The pattern is not the avoidance technique itself but the discipline of mapping every dependency of a system that has a safety or control role, and then verifying that none of those dependencies are the system being protected or controlled. The mapping is usually surprising — modern infrastructure is so heavily shared (control planes, identity, DNS, metric pipelines, secret stores) that hidden circular dependencies are nearly always present somewhere. Finding and severing them is ongoing work, not a one-time architectural decision.
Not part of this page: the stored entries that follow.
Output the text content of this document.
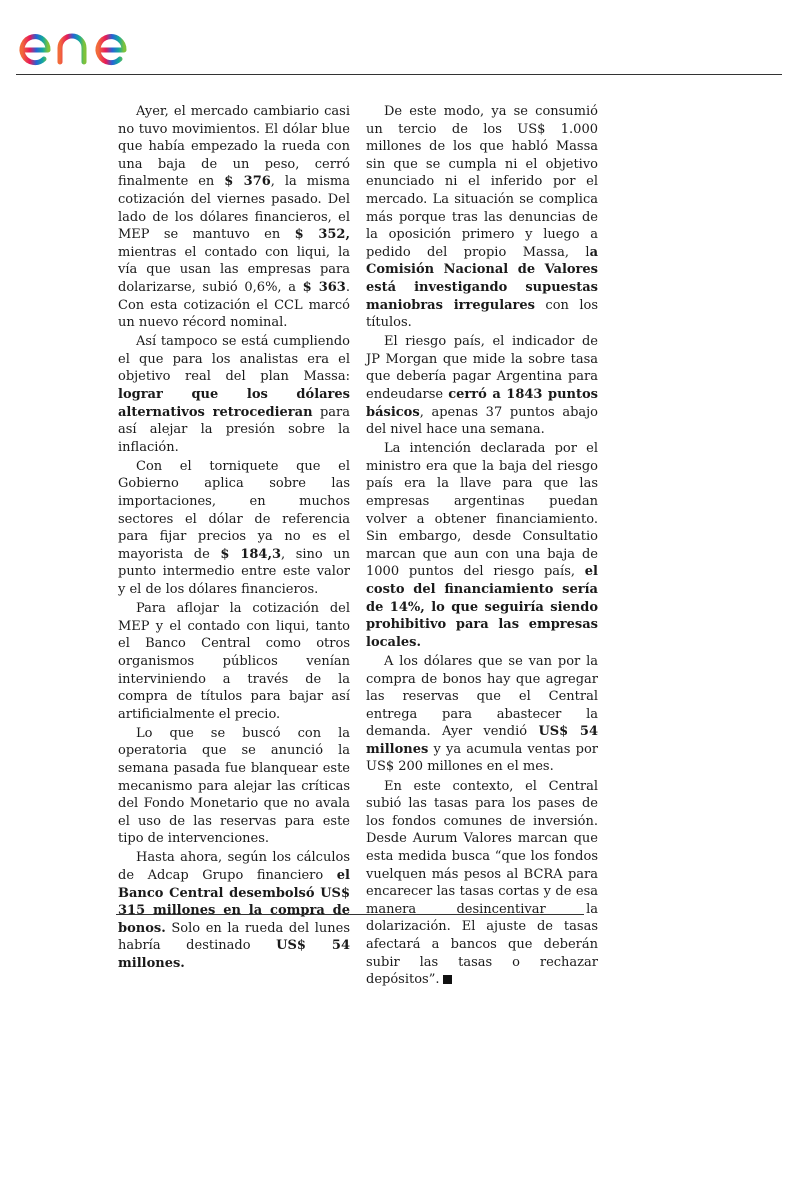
Ayer, el mercado cambiario casi no tuvo movimientos. El dólar blue que había empezado la rueda con una baja de un peso, cerró finalmente en $ 376, la misma cotización del viernes pasado. Del lado de los dólares financieros, el MEP se mantuvo en $ 352, mientras el contado con liqui, la vía que usan las empresas para dolarizarse, subió 0,6%, a $ 363. Con esta cotización el CCL marcó un nuevo récord nominal.

Así tampoco se está cumpliendo el que para los analistas era el objetivo real del plan Massa: lograr que los dólares alternativos retrocedieran para así alejar la presión sobre la inflación.

Con el torniquete que el Gobierno aplica sobre las importaciones, en muchos sectores el dólar de referencia para fijar precios ya no es el mayorista de $ 184,3, sino un punto intermedio entre este valor y el de los dólares financieros.

Para aflojar la cotización del MEP y el contado con liqui, tanto el Banco Central como otros organismos públicos venían interviniendo a través de la compra de títulos para bajar así artificialmente el precio.

Lo que se buscó con la operatoria que se anunció la semana pasada fue blanquear este mecanismo para alejar las críticas del Fondo Monetario que no avala el uso de las reservas para este tipo de intervenciones.

Hasta ahora, según los cálculos de Adcap Grupo financiero el Banco Central desembolsó US$ 315 millones en la compra de bonos. Solo en la rueda del lunes habría destinado US$ 54 millones.

De este modo, ya se consumió un tercio de los US$ 1.000 millones de los que habló Massa sin que se cumpla ni el objetivo enunciado ni el inferido por el mercado. La situación se complica más porque tras las denuncias de la oposición primero y luego a pedido del propio Massa, la Comisión Nacional de Valores está investigando supuestas maniobras irregulares con los títulos.

El riesgo país, el indicador de JP Morgan que mide la sobre tasa que debería pagar Argentina para endeudarse cerró a 1843 puntos básicos, apenas 37 puntos abajo del nivel hace una semana.

La intención declarada por el ministro era que la baja del riesgo país era la llave para que las empresas argentinas puedan volver a obtener financiamiento. Sin embargo, desde Consultatio marcan que aun con una baja de 1000 puntos del riesgo país, el costo del financiamiento sería de 14%, lo que seguiría siendo prohibitivo para las empresas locales.

A los dólares que se van por la compra de bonos hay que agregar las reservas que el Central entrega para abastecer la demanda. Ayer vendió US$ 54 millones y ya acumula ventas por US$ 200 millones en el mes.

En este contexto, el Central subió las tasas para los pases de los fondos comunes de inversión. Desde Aurum Valores marcan que esta medida busca “que los fondos vuelquen más pesos al BCRA para encarecer las tasas cortas y de esa manera desincentivar la dolarización. El ajuste de tasas afectará a bancos que deberán subir las tasas o rechazar depósitos”.
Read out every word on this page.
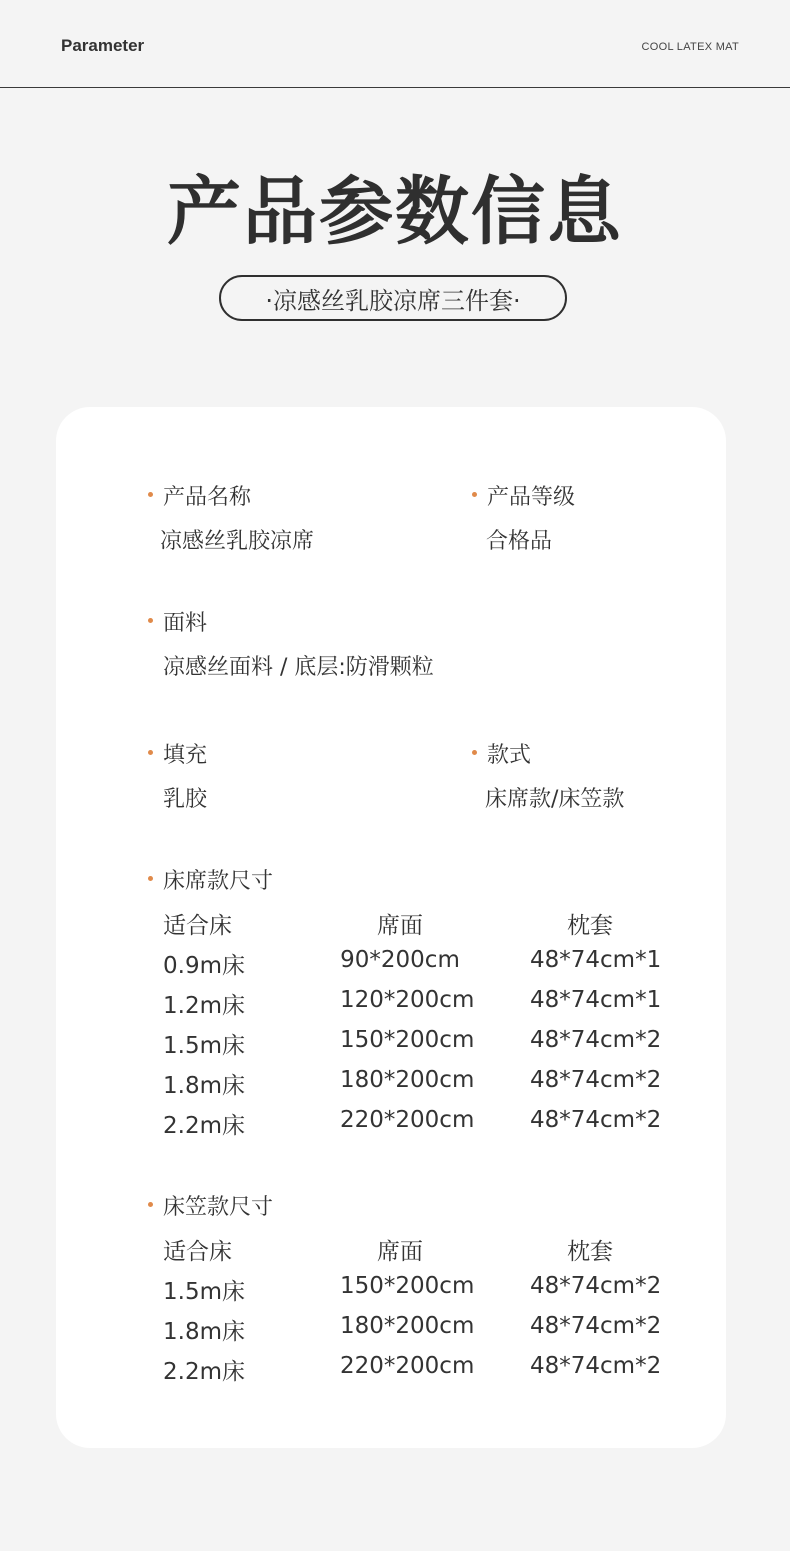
Parameter	COOL LATEX MAT
产品参数信息
·凉感丝乳胶凉席三件套·
产品名称
凉感丝乳胶凉席
产品等级
合格品
面料
凉感丝面料 / 底层:防滑颗粒
填充
乳胶
款式
床席款/床笠款
床席款尺寸
适合床	席面	枕套
0.9m床	90*200cm	48*74cm*1
1.2m床	120*200cm 48*74cm*1
1.5m床	150*200cm 48*74cm*2
1.8m床	180*200cm 48*74cm*2
2.2m床	220*200cm 48*74cm*2
床笠款尺寸
适合床	席面	枕套
1.5m床	150*200cm 48*74cm*2
1.8m床	180*200cm 48*74cm*2
2.2m床	220*200cm 48*74cm*2
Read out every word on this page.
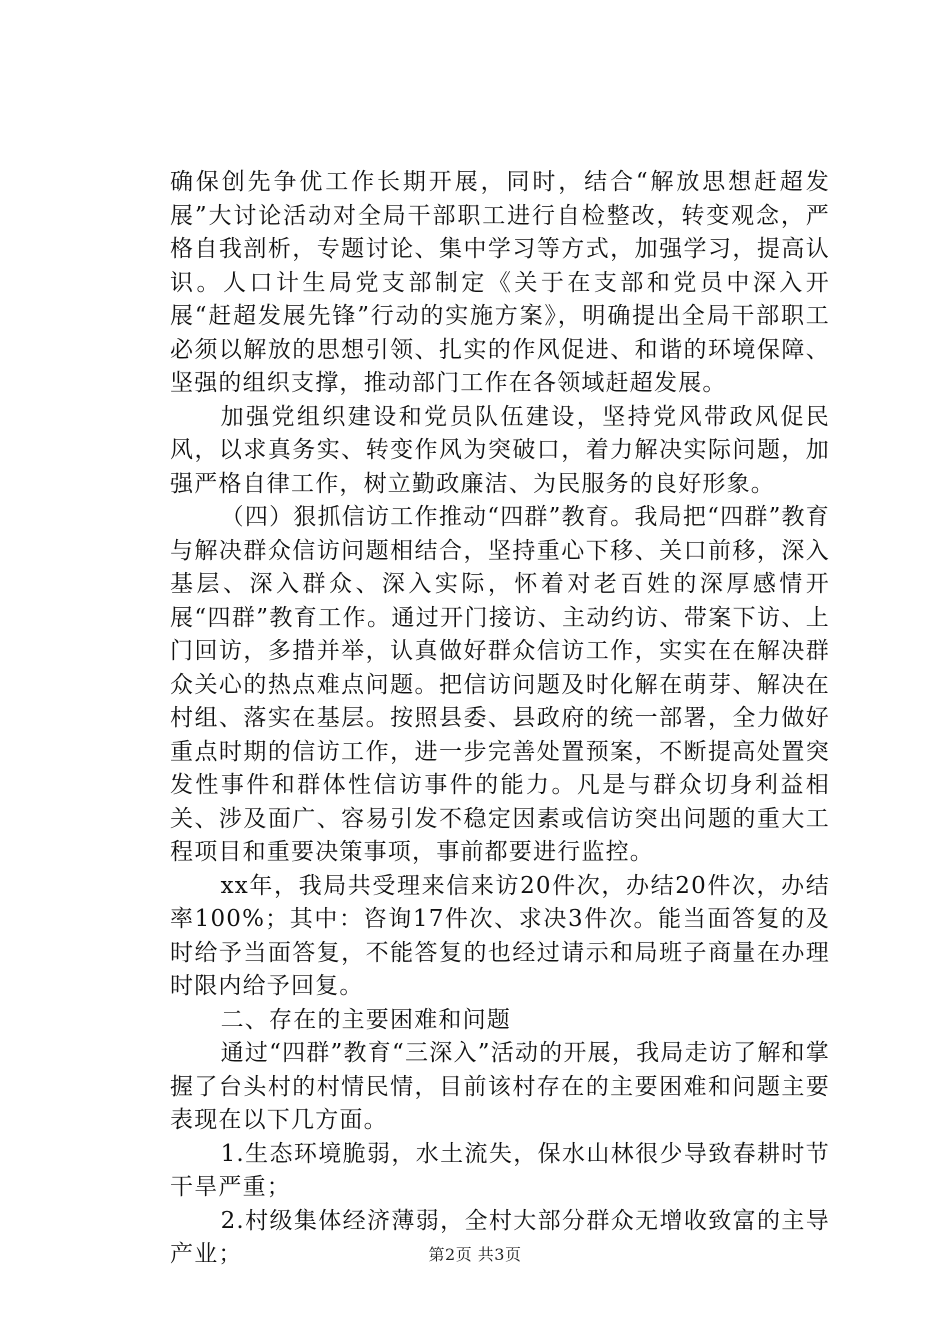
确保创先争优工作长期开展，同时，结合“解放思想赶超发展”大讨论活动对全局干部职工进行自检整改，转变观念，严格自我剖析，专题讨论、集中学习等方式，加强学习，提高认识。人口计生局党支部制定《关于在支部和党员中深入开展“赶超发展先锋”行动的实施方案》，明确提出全局干部职工必须以解放的思想引领、扎实的作风促进、和谐的环境保障、坚强的组织支撑，推动部门工作在各领域赶超发展。

加强党组织建设和党员队伍建设，坚持党风带政风促民风，以求真务实、转变作风为突破口，着力解决实际问题，加强严格自律工作，树立勤政廉洁、为民服务的良好形象。

（四）狠抓信访工作推动“四群”教育。我局把“四群”教育与解决群众信访问题相结合，坚持重心下移、关口前移，深入基层、深入群众、深入实际，怀着对老百姓的深厚感情开展“四群”教育工作。通过开门接访、主动约访、带案下访、上门回访，多措并举，认真做好群众信访工作，实实在在解决群众关心的热点难点问题。把信访问题及时化解在萌芽、解决在村组、落实在基层。按照县委、县政府的统一部署，全力做好重点时期的信访工作，进一步完善处置预案，不断提高处置突发性事件和群体性信访事件的能力。凡是与群众切身利益相关、涉及面广、容易引发不稳定因素或信访突出问题的重大工程项目和重要决策事项，事前都要进行监控。

xx年，我局共受理来信来访20件次，办结20件次，办结率100%；其中：咨询17件次、求决3件次。能当面答复的及时给予当面答复，不能答复的也经过请示和局班子商量在办理时限内给予回复。

二、存在的主要困难和问题

通过“四群”教育“三深入”活动的开展，我局走访了解和掌握了台头村的村情民情，目前该村存在的主要困难和问题主要表现在以下几方面。

1.生态环境脆弱，水土流失，保水山林很少导致春耕时节干旱严重；

2.村级集体经济薄弱，全村大部分群众无增收致富的主导产业；	第2页 共3页
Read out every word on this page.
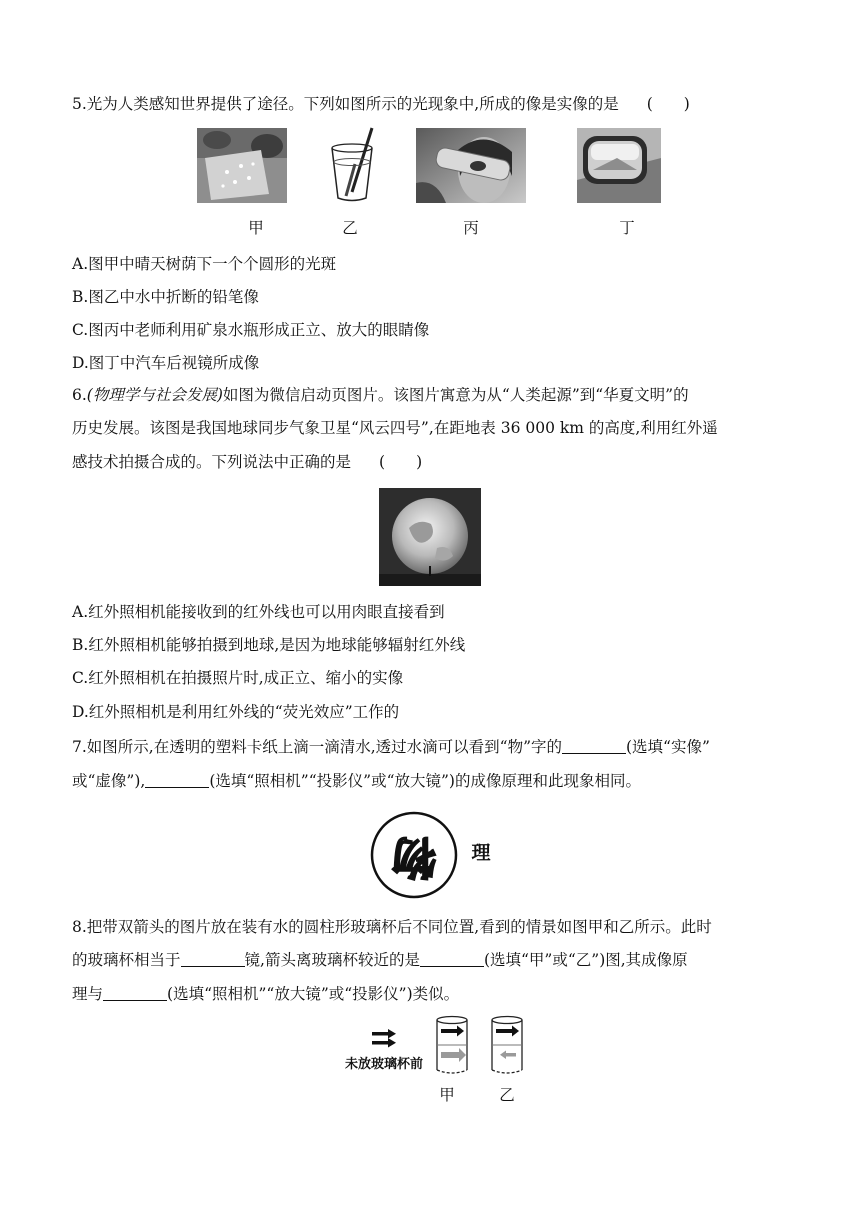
5.光为人类感知世界提供了途径。下列如图所示的光现象中,所成的像是实像的是 (　　)
甲	乙	丙	丁
A.图甲中晴天树荫下一个个圆形的光斑
B.图乙中水中折断的铅笔像
C.图丙中老师利用矿泉水瓶形成正立、放大的眼睛像
D.图丁中汽车后视镜所成像
6.(物理学与社会发展)如图为微信启动页图片。该图片寓意为从“人类起源”到“华夏文明”的
历史发展。该图是我国地球同步气象卫星“风云四号”,在距地表 36 000 km 的高度,利用红外遥
感技术拍摄合成的。下列说法中正确的是 (　　)
A.红外照相机能接收到的红外线也可以用肉眼直接看到
B.红外照相机能够拍摄到地球,是因为地球能够辐射红外线
C.红外照相机在拍摄照片时,成正立、缩小的实像
D.红外照相机是利用红外线的“荧光效应”工作的
7.如图所示,在透明的塑料卡纸上滴一滴清水,透过水滴可以看到“物”字的	(选填“实像”
或“虚像”),	(选填“照相机”“投影仪”或“放大镜”)的成像原理和此现象相同。
物 理
8.把带双箭头的图片放在装有水的圆柱形玻璃杯后不同位置,看到的情景如图甲和乙所示。此时
的玻璃杯相当于	镜,箭头离玻璃杯较近的是	(选填“甲”或“乙”)图,其成像原
理与	(选填“照相机”“放大镜”或“投影仪”)类似。
未放玻璃杯前
甲	乙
Severing a circular dependency typically means moving the dependent system into a different failure domain: separate infrastructure, separate cloud region, separate provider, or simple enough that it can be hosted on infrastructure with no shared substrate. The cost is duplication and operational overhead; the benefit is that the system can continue to function when its dependency fails.

When it applies

  • Designing or auditing monitoring, alerting, deploy, or incident-response infrastructure that needs to function specifically when other systems are failing
  • Identifying root causes after outages where 'the alerts didn't fire' or 'we couldn't deploy a fix' was part of the incident — these almost always have a circular dependency as the underlying cause
  • Building secrets management, certificate authorities, or identity systems where the system protecting credentials must not itself depend on those credentials
  • Auditing infrastructure for hidden shared substrate (control planes, DNS, metric collection) that could turn an apparent isolation into a discovered shared failure domain
  • Adding any new dependency to a Tier-0 or safety-critical system — explicitly mapping whether the new dependency could itself depend, transitively, on the system being protected

Tradeoffs

  • Mapping every dependency is laborious. Modern infrastructure has deep dependency chains, and verifying that no chain loops back to the system being protected requires either tooling or deliberate manual audit.
  • Severing dependencies usually means duplication: separate infrastructure for the protective system, with its own operational concerns, its own cost, and its own debugging surface.
  • Some dependencies are unavoidable. Even a fully-isolated monitoring system probably depends on DNS, internet routing, cloud provider control planes, or other widely-shared substrate. The goal is severing the dependencies that matter, not pretending zero shared substrate is possible.
  • Over-paranoia about circular dependencies can produce architectures with so much duplication that they become harder to maintain than the failures they prevent. The right amount of severance depends on the failure modes that actually occur and the stakes of the system being protected.

Seen in

  • Airbnb EngineeringMay 5, 2026

    Monitoring Reliably at Scale

    The original monitoring architecture had overlapping circular dependencies, each invisible until activated. The redesign maps and severs each one: dedicated clusters break the compute dependency; dedicated network plane breaks the data-flow dependency; external SNS+CloudWatch breaks the alerting dependency. The article is a worked example of how circular dependencies hide in plain sight inside 'reasonable' shared-infrastructure choices.